In combat fatigues and headscarves the women abseil down a six-storey tower, firing assault rifles at imaginary terrorists, then bundle a would-be dignitary into a car and speed off.
The 22 Palestinian commandos are trailblazers in a still largely male-dominated society, set to become the first female members of the Presidential Guard, a Palestinian elite force of 2,600 men.
Their inclusion is the result of gradual changes in the West Bank in recent years. Some gender barriers have fallen, with a few women assuming posts as mayors, judges and cabinet ministers or starting their own businesses. At the same time, unemployment is on the rise, and families are more open to women entering non-traditional jobs.
Women make up just three per cent of the 30,000 members of the Palestinian police and other security agencies in the West Bank, but there is a push to recruit more, according to Brigadier Rashideh Mughrabi, leading gender issues in the National Security Forces.
The new recruits were picked from last year’s graduating class of the Independence University, a four-year security academy in Jericho that trains future officers. For graduate Kurum Saad, the appeal was immediate. As a female officer her traditional role would have been in administration, but she wanted more – adventure and a chance to fire guns. “I didn’t want to sit in an office,” the 23-year-old said. “Since I was a little girl, I loved shooting and sports.”
Two days ago Saad and the others in her group put on black combat boots, camouflage uniforms and pulled black ski masks over the headscarves before showing journalists what they had learned in their special training.
Several women, including non-swimmers, were asked to jump into a pool as a show of courage. They dived in in full uniform, including boots. One had to be pulled out by a lifeguard.
Six women, including Saad, abseiled down the six-storey tower in pairs. Saad, who excelled at sharp shooting, was terrified of heights for months. She said that during training in Jordan with local commandos, she overcame her fear. On Sunday she swiftly made her way down, smiling as she touched ground. Saad said she relished her role of opening doors for other women. Her father, she added, is proud of her, and her little sister is eager to join the Guard.
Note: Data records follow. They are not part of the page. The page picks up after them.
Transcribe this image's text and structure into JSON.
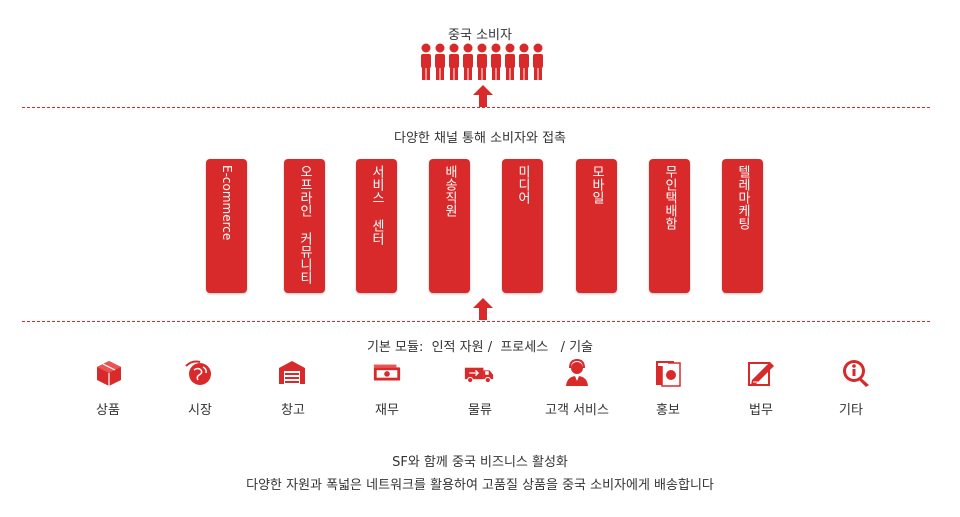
{
  "consumer_title": "중국 소비자",
  "channel_title": "다양한 채널 통해 소비자와 접촉",
  "channels": [
    {
      "label": "E-commerce"
    },
    {
      "label": "오프라인 커뮤니티"
    },
    {
      "label": "서비스 센터"
    },
    {
      "label": "배송직원"
    },
    {
      "label": "미디어"
    },
    {
      "label": "모바일"
    },
    {
      "label": "무인택배함"
    },
    {
      "label": "텔레마케팅"
    }
  ],
  "module_title": "기본 모듈:  인적 자원 /  프로세스   / 기술",
  "modules": [
    {
      "label": "상품",
      "icon": "box-icon"
    },
    {
      "label": "시장",
      "icon": "globe-icon"
    },
    {
      "label": "창고",
      "icon": "warehouse-icon"
    },
    {
      "label": "재무",
      "icon": "money-icon"
    },
    {
      "label": "물류",
      "icon": "truck-icon"
    },
    {
      "label": "고객 서비스",
      "icon": "customer-service-icon"
    },
    {
      "label": "홍보",
      "icon": "promotion-icon"
    },
    {
      "label": "법무",
      "icon": "legal-icon"
    },
    {
      "label": "기타",
      "icon": "info-icon"
    }
  ],
  "footer_line1": "SF와 함께 중국 비즈니스 활성화",
  "footer_line2": "다양한 자원과 폭넓은 네트워크를 활용하여 고품질 상품을 중국 소비자에게 배송합니다",
  "colors": {
    "accent": "#d82a2a",
    "text": "#333333",
    "background": "#ffffff"
  }
}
All but two of the female guards, including Saad, wore black headscarves, reflecting a growing trend among Palestinian women to cover their hair because of tradition, Muslim religious observance or social pressure. As the women performed their drills, hundreds of young men waited in line outside in the brutal desert sun.
They had responded to a recruitment campaign for the Guard, but faced a tough selection process with only a few dozen of the tallest and fittest being chosen.
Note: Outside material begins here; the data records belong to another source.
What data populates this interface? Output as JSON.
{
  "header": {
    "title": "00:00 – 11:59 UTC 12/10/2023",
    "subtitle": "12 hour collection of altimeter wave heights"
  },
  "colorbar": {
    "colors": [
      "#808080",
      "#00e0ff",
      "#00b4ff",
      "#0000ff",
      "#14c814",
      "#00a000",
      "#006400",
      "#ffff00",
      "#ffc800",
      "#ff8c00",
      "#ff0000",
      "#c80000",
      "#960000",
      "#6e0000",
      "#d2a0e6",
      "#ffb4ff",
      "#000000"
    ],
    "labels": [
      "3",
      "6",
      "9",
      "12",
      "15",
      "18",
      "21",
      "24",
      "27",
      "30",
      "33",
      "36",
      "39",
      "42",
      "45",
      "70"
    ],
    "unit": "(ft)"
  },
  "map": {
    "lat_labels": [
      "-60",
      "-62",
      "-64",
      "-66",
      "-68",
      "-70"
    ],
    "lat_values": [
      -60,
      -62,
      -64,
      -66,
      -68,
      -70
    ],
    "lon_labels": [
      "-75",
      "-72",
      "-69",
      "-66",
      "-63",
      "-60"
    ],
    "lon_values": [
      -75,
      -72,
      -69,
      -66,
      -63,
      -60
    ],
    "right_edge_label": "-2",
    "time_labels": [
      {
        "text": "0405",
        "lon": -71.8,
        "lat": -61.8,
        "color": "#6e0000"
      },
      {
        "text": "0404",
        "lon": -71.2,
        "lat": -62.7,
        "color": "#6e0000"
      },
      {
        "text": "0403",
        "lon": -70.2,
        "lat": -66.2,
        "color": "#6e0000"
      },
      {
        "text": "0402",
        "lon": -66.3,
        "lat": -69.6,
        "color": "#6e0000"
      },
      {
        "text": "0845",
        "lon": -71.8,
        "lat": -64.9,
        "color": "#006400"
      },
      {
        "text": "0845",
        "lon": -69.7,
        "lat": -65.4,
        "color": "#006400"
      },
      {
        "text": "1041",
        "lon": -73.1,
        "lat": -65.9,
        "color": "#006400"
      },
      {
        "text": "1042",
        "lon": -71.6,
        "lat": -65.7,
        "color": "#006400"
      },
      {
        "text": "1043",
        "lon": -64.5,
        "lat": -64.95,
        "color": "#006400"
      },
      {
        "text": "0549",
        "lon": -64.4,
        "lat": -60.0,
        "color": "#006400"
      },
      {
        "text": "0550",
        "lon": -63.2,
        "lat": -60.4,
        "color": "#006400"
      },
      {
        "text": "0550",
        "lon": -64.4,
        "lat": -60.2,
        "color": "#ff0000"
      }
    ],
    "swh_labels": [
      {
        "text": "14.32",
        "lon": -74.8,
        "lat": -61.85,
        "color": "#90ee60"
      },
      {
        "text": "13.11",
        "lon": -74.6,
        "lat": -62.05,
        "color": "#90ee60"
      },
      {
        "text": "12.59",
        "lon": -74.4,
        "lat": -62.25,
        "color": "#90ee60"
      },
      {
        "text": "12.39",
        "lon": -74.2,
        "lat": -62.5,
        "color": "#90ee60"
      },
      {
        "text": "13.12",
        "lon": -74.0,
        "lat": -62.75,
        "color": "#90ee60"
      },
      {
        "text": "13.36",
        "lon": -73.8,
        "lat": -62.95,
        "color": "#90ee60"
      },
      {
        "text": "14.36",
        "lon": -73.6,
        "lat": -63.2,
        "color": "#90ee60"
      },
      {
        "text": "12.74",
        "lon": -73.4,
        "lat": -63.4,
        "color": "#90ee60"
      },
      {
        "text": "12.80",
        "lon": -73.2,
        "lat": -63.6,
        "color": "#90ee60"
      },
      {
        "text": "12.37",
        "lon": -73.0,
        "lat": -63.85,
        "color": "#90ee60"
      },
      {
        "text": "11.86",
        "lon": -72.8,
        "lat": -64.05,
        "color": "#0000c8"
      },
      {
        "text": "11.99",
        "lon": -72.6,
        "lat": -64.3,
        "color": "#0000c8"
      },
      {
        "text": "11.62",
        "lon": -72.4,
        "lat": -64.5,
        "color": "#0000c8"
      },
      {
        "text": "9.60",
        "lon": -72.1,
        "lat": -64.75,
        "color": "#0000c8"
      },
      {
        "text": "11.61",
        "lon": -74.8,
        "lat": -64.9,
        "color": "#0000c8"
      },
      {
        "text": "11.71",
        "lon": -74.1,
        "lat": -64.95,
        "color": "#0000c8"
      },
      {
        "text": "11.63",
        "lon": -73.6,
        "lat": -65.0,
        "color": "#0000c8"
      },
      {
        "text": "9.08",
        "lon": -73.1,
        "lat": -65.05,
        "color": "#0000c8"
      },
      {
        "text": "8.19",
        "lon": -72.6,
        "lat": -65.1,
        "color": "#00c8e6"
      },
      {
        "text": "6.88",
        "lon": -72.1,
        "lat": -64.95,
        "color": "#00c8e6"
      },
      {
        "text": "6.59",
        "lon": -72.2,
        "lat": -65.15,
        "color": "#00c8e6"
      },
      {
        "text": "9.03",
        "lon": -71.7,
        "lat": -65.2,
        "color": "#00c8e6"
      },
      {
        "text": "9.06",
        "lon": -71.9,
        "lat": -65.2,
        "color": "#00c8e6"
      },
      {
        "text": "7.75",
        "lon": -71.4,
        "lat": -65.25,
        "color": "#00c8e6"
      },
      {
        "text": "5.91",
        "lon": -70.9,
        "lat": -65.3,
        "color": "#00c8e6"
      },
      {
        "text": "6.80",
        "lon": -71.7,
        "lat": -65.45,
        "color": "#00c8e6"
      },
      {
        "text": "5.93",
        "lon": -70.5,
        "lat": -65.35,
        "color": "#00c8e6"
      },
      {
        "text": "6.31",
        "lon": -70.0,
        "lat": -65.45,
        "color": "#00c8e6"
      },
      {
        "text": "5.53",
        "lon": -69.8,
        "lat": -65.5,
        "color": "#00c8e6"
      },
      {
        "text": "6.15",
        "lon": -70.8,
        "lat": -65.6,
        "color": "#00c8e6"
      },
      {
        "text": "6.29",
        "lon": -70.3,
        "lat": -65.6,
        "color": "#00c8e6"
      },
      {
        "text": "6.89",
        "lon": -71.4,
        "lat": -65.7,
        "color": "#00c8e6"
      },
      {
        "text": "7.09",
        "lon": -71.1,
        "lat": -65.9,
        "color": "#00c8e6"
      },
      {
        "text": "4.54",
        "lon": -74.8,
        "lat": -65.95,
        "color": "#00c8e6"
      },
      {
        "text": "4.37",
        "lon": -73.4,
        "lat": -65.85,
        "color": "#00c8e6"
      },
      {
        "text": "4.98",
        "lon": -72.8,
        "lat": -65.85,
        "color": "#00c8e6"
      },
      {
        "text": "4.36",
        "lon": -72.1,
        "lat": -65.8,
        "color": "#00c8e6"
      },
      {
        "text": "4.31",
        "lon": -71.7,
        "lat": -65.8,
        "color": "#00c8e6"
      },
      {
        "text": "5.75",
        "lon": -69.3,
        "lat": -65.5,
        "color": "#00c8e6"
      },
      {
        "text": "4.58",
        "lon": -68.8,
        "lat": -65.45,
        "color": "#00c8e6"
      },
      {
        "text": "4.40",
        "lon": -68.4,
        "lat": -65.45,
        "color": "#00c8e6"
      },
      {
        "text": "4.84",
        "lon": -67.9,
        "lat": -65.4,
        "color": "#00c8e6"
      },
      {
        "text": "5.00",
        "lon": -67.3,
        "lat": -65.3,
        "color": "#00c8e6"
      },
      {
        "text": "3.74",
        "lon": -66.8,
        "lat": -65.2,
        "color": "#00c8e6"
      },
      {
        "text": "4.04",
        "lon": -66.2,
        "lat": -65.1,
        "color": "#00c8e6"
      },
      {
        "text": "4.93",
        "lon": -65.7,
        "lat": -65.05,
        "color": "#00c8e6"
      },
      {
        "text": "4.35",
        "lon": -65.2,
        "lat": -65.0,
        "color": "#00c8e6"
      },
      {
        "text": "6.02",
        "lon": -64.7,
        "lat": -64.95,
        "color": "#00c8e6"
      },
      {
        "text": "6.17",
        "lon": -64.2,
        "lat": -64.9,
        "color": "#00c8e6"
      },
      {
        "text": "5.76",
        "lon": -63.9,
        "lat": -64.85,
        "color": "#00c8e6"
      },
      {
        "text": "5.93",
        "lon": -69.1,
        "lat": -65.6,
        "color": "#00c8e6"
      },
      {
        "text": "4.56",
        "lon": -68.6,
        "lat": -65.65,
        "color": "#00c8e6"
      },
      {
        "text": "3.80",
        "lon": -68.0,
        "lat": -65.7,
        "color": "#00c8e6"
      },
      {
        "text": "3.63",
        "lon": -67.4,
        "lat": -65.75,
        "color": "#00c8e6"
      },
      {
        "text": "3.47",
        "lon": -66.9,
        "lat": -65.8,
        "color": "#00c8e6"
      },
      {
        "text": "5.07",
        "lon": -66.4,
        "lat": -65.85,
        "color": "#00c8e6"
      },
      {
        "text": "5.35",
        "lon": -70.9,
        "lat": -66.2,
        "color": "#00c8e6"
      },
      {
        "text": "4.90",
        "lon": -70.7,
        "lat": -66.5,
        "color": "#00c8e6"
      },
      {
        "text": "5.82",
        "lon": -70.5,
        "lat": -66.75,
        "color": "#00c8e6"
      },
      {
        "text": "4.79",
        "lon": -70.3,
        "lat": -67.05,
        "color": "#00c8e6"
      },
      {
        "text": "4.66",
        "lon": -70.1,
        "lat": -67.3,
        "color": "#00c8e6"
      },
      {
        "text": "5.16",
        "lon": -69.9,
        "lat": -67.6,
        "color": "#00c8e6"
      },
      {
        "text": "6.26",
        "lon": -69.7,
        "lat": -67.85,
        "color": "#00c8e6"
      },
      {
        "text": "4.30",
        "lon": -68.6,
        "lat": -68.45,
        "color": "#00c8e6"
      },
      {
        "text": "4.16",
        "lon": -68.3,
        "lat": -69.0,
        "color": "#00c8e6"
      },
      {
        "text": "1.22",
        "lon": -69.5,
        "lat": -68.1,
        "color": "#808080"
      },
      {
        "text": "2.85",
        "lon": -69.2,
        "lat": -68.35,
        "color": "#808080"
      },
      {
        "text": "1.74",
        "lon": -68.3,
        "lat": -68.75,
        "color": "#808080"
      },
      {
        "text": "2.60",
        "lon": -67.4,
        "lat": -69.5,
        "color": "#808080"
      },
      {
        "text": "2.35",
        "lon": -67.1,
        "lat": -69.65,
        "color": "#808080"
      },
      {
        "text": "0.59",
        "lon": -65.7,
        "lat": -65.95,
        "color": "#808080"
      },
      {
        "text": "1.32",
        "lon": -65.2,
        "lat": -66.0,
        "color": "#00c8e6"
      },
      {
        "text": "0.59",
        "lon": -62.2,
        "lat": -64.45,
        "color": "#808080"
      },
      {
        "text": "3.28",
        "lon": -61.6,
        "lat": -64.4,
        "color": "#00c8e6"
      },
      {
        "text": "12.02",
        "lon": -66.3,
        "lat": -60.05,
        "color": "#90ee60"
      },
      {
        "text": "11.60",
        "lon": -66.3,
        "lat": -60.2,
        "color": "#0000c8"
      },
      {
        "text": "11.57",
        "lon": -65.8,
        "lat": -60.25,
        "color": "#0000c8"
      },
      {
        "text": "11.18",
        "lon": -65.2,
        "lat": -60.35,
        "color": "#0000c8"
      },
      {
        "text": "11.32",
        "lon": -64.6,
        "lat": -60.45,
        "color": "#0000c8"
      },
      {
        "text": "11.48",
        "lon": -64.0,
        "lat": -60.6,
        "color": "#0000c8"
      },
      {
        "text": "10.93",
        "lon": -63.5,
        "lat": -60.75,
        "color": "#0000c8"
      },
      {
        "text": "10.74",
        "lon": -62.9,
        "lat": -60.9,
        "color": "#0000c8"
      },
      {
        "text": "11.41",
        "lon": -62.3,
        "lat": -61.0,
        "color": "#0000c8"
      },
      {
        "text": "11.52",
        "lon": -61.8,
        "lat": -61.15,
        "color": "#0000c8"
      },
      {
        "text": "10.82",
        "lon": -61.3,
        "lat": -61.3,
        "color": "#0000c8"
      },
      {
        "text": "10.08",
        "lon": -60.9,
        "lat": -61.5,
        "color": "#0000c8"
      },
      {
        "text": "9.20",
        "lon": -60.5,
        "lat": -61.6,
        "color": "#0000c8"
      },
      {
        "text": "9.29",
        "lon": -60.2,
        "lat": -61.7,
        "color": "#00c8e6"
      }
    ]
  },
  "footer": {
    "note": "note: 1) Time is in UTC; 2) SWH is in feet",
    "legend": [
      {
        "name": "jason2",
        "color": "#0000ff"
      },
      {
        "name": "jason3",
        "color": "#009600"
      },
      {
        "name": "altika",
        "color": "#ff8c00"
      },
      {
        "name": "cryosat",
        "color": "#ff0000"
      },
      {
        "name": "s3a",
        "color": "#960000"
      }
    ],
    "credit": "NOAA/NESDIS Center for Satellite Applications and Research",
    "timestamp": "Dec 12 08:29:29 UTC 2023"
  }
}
The Presidential Guard was established under the late Yasser Arafat, the globe-trotting Palestinian leader. Arafat spent most of his life in exile but returned to the Palestinian territories in 1994, as part of interim peace deals with Israel, and set up a self-rule government.
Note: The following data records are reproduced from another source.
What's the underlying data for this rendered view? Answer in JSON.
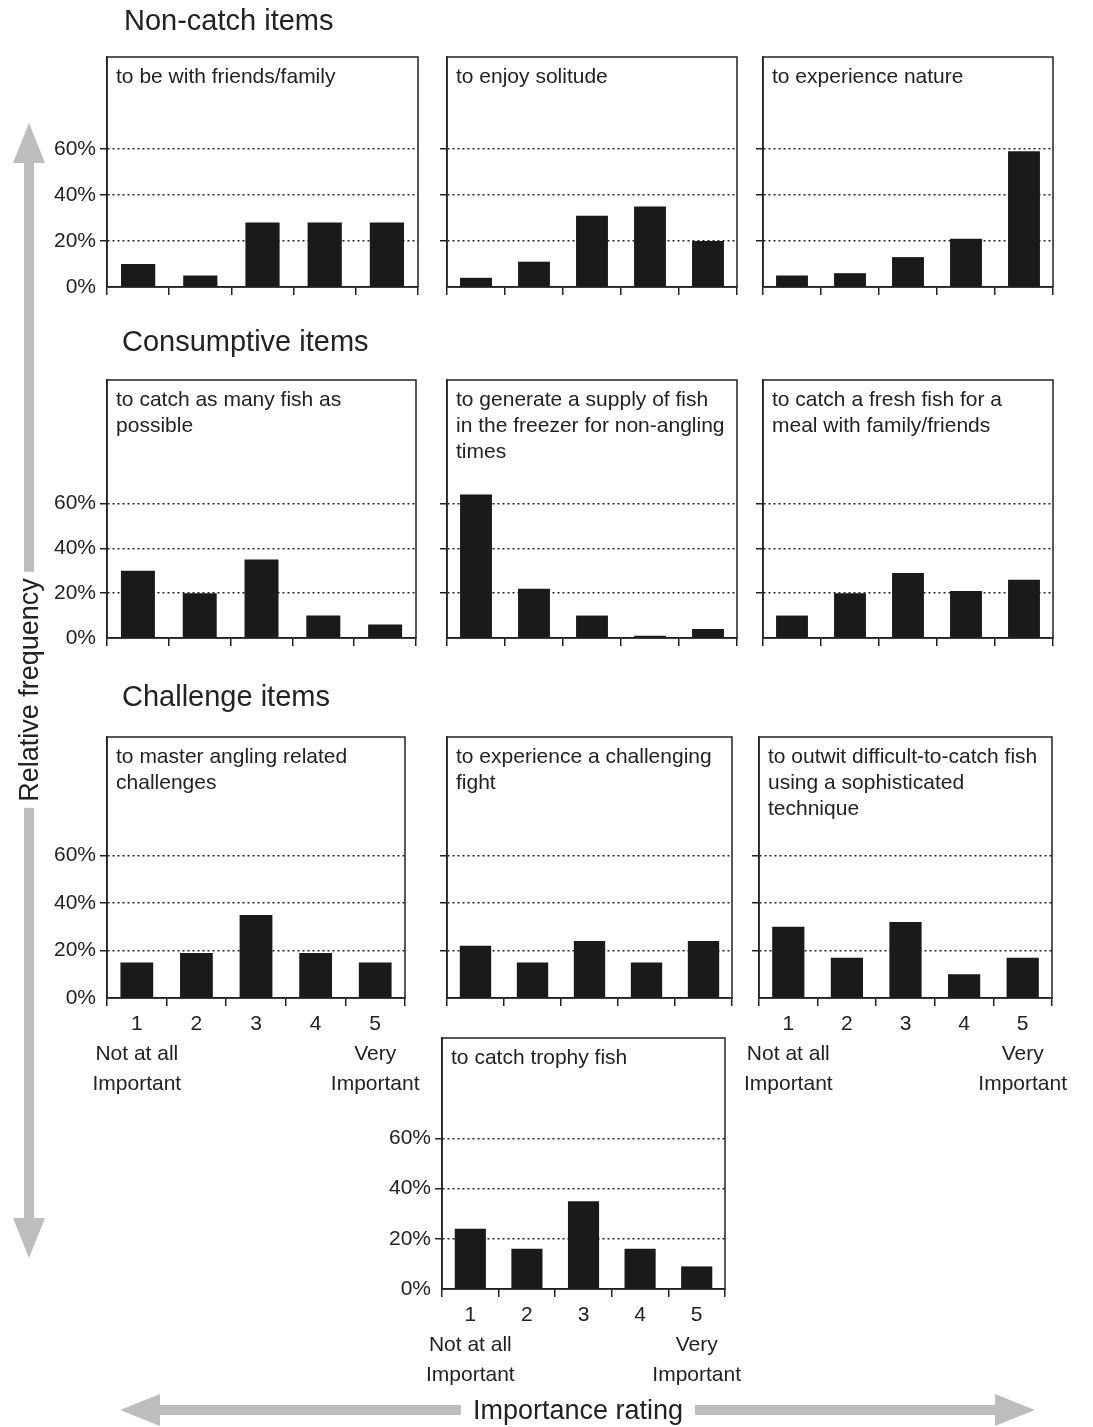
{
  "chart_data": [
    {
      "type": "other",
      "title": "Non-catch items"
    },
    {
      "type": "bar",
      "title": "to be with friends/family",
      "categories": [
        "1",
        "2",
        "3",
        "4",
        "5"
      ],
      "values": [
        10,
        5,
        28,
        28,
        28
      ],
      "color": "#1a1a1a",
      "ylim": [
        0,
        100
      ],
      "yticks": [
        {
          "value": 0,
          "label": "0%"
        },
        {
          "value": 20,
          "label": "20%"
        },
        {
          "value": 40,
          "label": "40%"
        },
        {
          "value": 60,
          "label": "60%"
        }
      ],
      "grid": "y",
      "tick_labels": "y"
    },
    {
      "type": "bar",
      "title": "to enjoy solitude",
      "categories": [
        "1",
        "2",
        "3",
        "4",
        "5"
      ],
      "values": [
        4,
        11,
        31,
        35,
        20
      ],
      "color": "#1a1a1a",
      "ylim": [
        0,
        100
      ],
      "yticks": [
        {
          "value": 0,
          "label": null
        },
        {
          "value": 20,
          "label": null
        },
        {
          "value": 40,
          "label": null
        },
        {
          "value": 60,
          "label": null
        }
      ],
      "grid": "y",
      "tick_labels": false
    },
    {
      "type": "bar",
      "title": "to experience nature",
      "categories": [
        "1",
        "2",
        "3",
        "4",
        "5"
      ],
      "values": [
        5,
        6,
        13,
        21,
        59
      ],
      "color": "#1a1a1a",
      "ylim": [
        0,
        100
      ],
      "yticks": [
        {
          "value": 0,
          "label": null
        },
        {
          "value": 20,
          "label": null
        },
        {
          "value": 40,
          "label": null
        },
        {
          "value": 60,
          "label": null
        }
      ],
      "grid": "y",
      "tick_labels": false
    },
    {
      "type": "other",
      "title": "Consumptive items"
    },
    {
      "type": "bar",
      "title": "to catch as many fish as possible",
      "categories": [
        "1",
        "2",
        "3",
        "4",
        "5"
      ],
      "values": [
        30,
        20,
        35,
        10,
        6
      ],
      "color": "#1a1a1a",
      "ylim": [
        0,
        115
      ],
      "yticks": [
        {
          "value": 0,
          "label": "0%"
        },
        {
          "value": 20,
          "label": "20%"
        },
        {
          "value": 40,
          "label": "40%"
        },
        {
          "value": 60,
          "label": "60%"
        }
      ],
      "grid": "y",
      "tick_labels": "y"
    },
    {
      "type": "bar",
      "title": "to generate a supply of fish in the freezer for non-angling times",
      "categories": [
        "1",
        "2",
        "3",
        "4",
        "5"
      ],
      "values": [
        64,
        22,
        10,
        1,
        4
      ],
      "color": "#1a1a1a",
      "ylim": [
        0,
        115
      ],
      "yticks": [
        {
          "value": 0,
          "label": null
        },
        {
          "value": 20,
          "label": null
        },
        {
          "value": 40,
          "label": null
        },
        {
          "value": 60,
          "label": null
        }
      ],
      "grid": "y",
      "tick_labels": false
    },
    {
      "type": "bar",
      "title": "to catch a fresh fish for a  meal with family/friends",
      "categories": [
        "1",
        "2",
        "3",
        "4",
        "5"
      ],
      "values": [
        10,
        20,
        29,
        21,
        26
      ],
      "color": "#1a1a1a",
      "ylim": [
        0,
        115
      ],
      "yticks": [
        {
          "value": 0,
          "label": null
        },
        {
          "value": 20,
          "label": null
        },
        {
          "value": 40,
          "label": null
        },
        {
          "value": 60,
          "label": null
        }
      ],
      "grid": "y",
      "tick_labels": false
    },
    {
      "type": "other",
      "title": "Challenge items"
    },
    {
      "type": "bar",
      "title": "to master angling related challenges",
      "categories": [
        "1",
        "2",
        "3",
        "4",
        "5"
      ],
      "values": [
        15,
        19,
        35,
        19,
        15
      ],
      "color": "#1a1a1a",
      "ylim": [
        0,
        110
      ],
      "yticks": [
        {
          "value": 0,
          "label": "0%"
        },
        {
          "value": 20,
          "label": "20%"
        },
        {
          "value": 40,
          "label": "40%"
        },
        {
          "value": 60,
          "label": "60%"
        }
      ],
      "grid": "y",
      "annotations": [
        "Not at all Important",
        "Very Important"
      ]
    },
    {
      "type": "bar",
      "title": "to experience a challenging fight",
      "categories": [
        "1",
        "2",
        "3",
        "4",
        "5"
      ],
      "values": [
        22,
        15,
        24,
        15,
        24
      ],
      "color": "#1a1a1a",
      "ylim": [
        0,
        110
      ],
      "yticks": [
        {
          "value": 0,
          "label": null
        },
        {
          "value": 20,
          "label": null
        },
        {
          "value": 40,
          "label": null
        },
        {
          "value": 60,
          "label": null
        }
      ],
      "grid": "y",
      "tick_labels": false
    },
    {
      "type": "bar",
      "title": "to outwit difficult-to-catch fish using a sophisticated technique",
      "categories": [
        "1",
        "2",
        "3",
        "4",
        "5"
      ],
      "values": [
        30,
        17,
        32,
        10,
        17
      ],
      "color": "#1a1a1a",
      "ylim": [
        0,
        110
      ],
      "yticks": [
        {
          "value": 0,
          "label": null
        },
        {
          "value": 20,
          "label": null
        },
        {
          "value": 40,
          "label": null
        },
        {
          "value": 60,
          "label": null
        }
      ],
      "grid": "y",
      "tick_labels": "x",
      "annotations": [
        "Not at all Important",
        "Very Important"
      ]
    },
    {
      "type": "bar",
      "title": "to catch trophy fish",
      "categories": [
        "1",
        "2",
        "3",
        "4",
        "5"
      ],
      "values": [
        24,
        16,
        35,
        16,
        9
      ],
      "color": "#1a1a1a",
      "ylim": [
        0,
        100
      ],
      "yticks": [
        {
          "value": 0,
          "label": "0%"
        },
        {
          "value": 20,
          "label": "20%"
        },
        {
          "value": 40,
          "label": "40%"
        },
        {
          "value": 60,
          "label": "60%"
        }
      ],
      "grid": "y",
      "annotations": [
        "Not at all Important",
        "Very Important"
      ]
    },
    {
      "type": "other",
      "ylabel": "Relative frequency",
      "xlabel": "Importance rating"
    }
  ]
}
Under his rule, various security branches grew in size, with often overlapping or competing assignments. After his death in 2004, the US and Europe stepped in, training and equipping some of the units as part of an attempt to rein in vigilantes and militants.
Under Arafat’s successor, President Mahmoud Abbas, the guards are engaged in personal protection, including that of visiting dignitaries, but are also trained for anti-terrorism missions.
For now the female guards are only being drawn from the West Bank. In the Gaza Strip, which is not under Abbas’ control and is ruled by the Islamic militant Hamas, about 400 women serve in the 16,000-strong security forces. They have undergone some training, including in martial arts, but work mostly in administrative jobs, including as border control officers and in an anti-drug unit.
The West Bank, Gaza Strip and east Jerusalem were captured by Israel in 1967 and are sought by the Palestinians for a future state.
The Palestinian security force training was meant to help prepare the people for statehood, yet independence remains elusive, with the latest US-led mediation mission appearing to be on the verge of collapse.
Some of the new female guards believe they are serving their homeland, but in the short term there is also the draw of travel and adventure – including a training session in Italy.
Meanwhile, Italian and French trainers are to come to Jericho to teach them stunt driving and more personal protection skills.
The women are to start work at Abbas’ compound in the West Bank city of Ramallah in the summer. They will live in separate quarters from the men, but their work will be the same: personal protection, especially if there are female dignitaries or wives of male visitors.
Rami Sammar, 23, one of their male colleagues, was impressed. “The way I see them, they are performing no less than us, the guys,” he said.